At the end of the day, most of us use Google just as it was originally intended – to type in a few keywords related to what we are looking for and start the hunt for our desired content. What’s that, you didn’t find what you were looking for in the first few search results? Head back north, shake up the keywords a bit, and dive back into some fresh results. Still nothing? It’s time to let Google do a little more of the work.
Although most types of punctuation are ignored by Google, there are a few select symbols that, when used properly, can help improve your search results.
- Use the dollar sign $ to force Google to look for the price of the product you’re looking for. For instance, if you are looking for a used or refurbished iMac – try the search term: iMac $899
- Use a hashtag # to find the latest content regarding trending topics. Maybe you’re wondering what the latest is on the New England Patriots and the hoopla surrounding their last game against the Colts – simply run a search for: #deflategate
- Use a dash – before a word or website and it will exclude results with that word or from that website. The dash can be very helpful when you’re looking up a word that has more than one meaning. Maybe you want to do some research on the sport of cricket, not the newly revitalized wireless service. Search for: cricket -wireless
- You can also use the dash to string words together. This will tell Google that these words are strongly connected. For example: 2-year-old-elephant
- Quotation marks “” are some of the strongest symbols you can use while searching. Placing your phrase in-between quotes will force Google to only show results that have the same words in the exact same order you placed them in the quotes. I use this all the time to look up new music that I’ve heard on the radio and only remember one a part of the lyric from the song. Try searching for some lyrics of a song you know: “that’s like trying to handcuff an octopus”
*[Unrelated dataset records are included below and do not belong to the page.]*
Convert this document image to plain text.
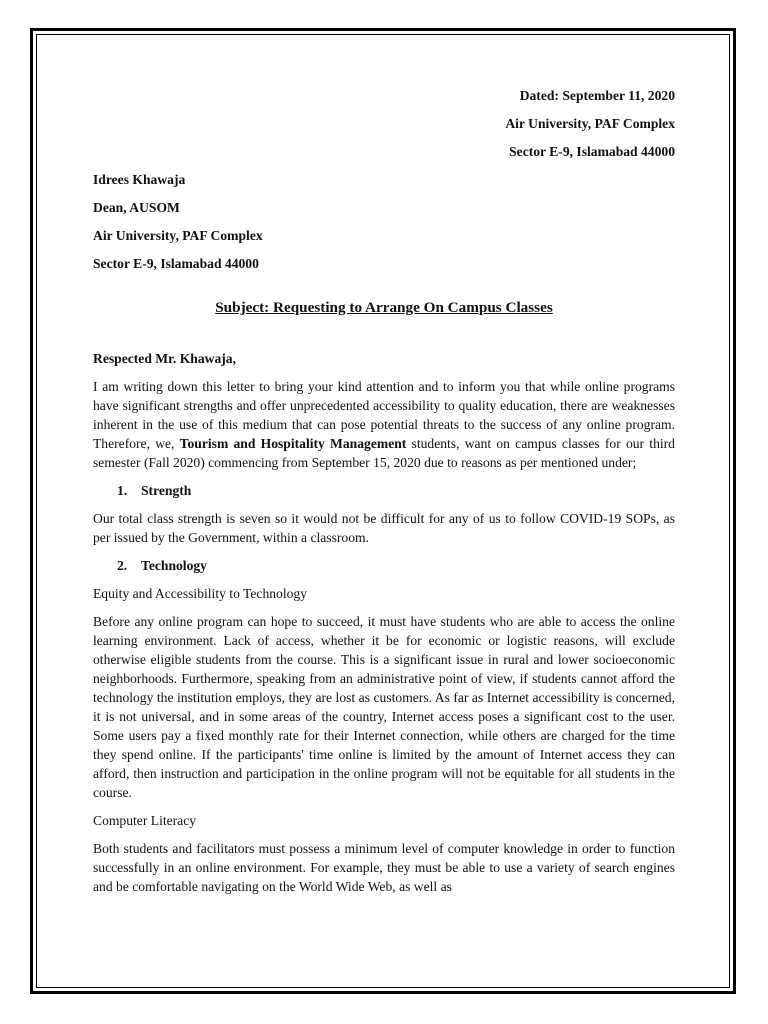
Dated: September 11, 2020
Air University, PAF Complex
Sector E-9, Islamabad 44000
Idrees Khawaja
Dean, AUSOM
Air University, PAF Complex
Sector E-9, Islamabad 44000
Subject: Requesting to Arrange On Campus Classes
Respected Mr. Khawaja,

I am writing down this letter to bring your kind attention and to inform you that while online programs have significant strengths and offer unprecedented accessibility to quality education, there are weaknesses inherent in the use of this medium that can pose potential threats to the success of any online program. Therefore, we, Tourism and Hospitality Management students, want on campus classes for our third semester (Fall 2020) commencing from September 15, 2020 due to reasons as per mentioned under;

1. Strength

Our total class strength is seven so it would not be difficult for any of us to follow COVID-19 SOPs, as per issued by the Government, within a classroom.

2. Technology
Equity and Accessibility to Technology

Before any online program can hope to succeed, it must have students who are able to access the online learning environment. Lack of access, whether it be for economic or logistic reasons, will exclude otherwise eligible students from the course. This is a significant issue in rural and lower socioeconomic neighborhoods. Furthermore, speaking from an administrative point of view, if students cannot afford the technology the institution employs, they are lost as customers. As far as Internet accessibility is concerned, it is not universal, and in some areas of the country, Internet access poses a significant cost to the user. Some users pay a fixed monthly rate for their Internet connection, while others are charged for the time they spend online. If the participants' time online is limited by the amount of Internet access they can afford, then instruction and participation in the online program will not be equitable for all students in the course.

Computer Literacy

Both students and facilitators must possess a minimum level of computer knowledge in order to function successfully in an online environment. For example, they must be able to use a variety of search engines and be comfortable navigating on the World Wide Web, as well as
- Adding an asterisk * to your search essentially tells Google that you don’t know what the missing word is in your search phrase. If you’re really sure of what you’re looking for, you can also use the quotation marks from above to help force the phrase. For instance, you could search for something like: “kelly * pipeline”
- You can also use two periods .. without any spaces to find search results that contain a numerical value within the specified range you set. This could include searching for a product within a certain price range, dates or even measurements. I’ll use the iMac example again: iMac $700..$900
The following are a couple search operators that can be added into your searches to help narrow down the results and potentially speed up your search process. Don’t add any spaces between your search terms and the actual operators.
- This is one of my favorites. It will only show results from certain websites or domains. Let’s say you’re looking up pro surfer, Kelly Slater’s amazing aerial 540 he pulled last year and you know you’ve seen it on the website, surfline.com but you just can’t find it. Go to Google and type this in: site:surfline.com kelly slater 540
- Another one of my favorites, this operator will run a search for related sites depending on which URL you put after the colon. Looking for another cool surf site with articles, videos and surf reports that is similar to Surfline? Try this search: related:surfline.com
Of course, if you really want to get technical with your searches, try clicking the gear icon on the right hand side after you’ve already completed a search in Google and click Advanced Search. This will bring you to a user-friendly form that includes numerous ways to narrow down searches.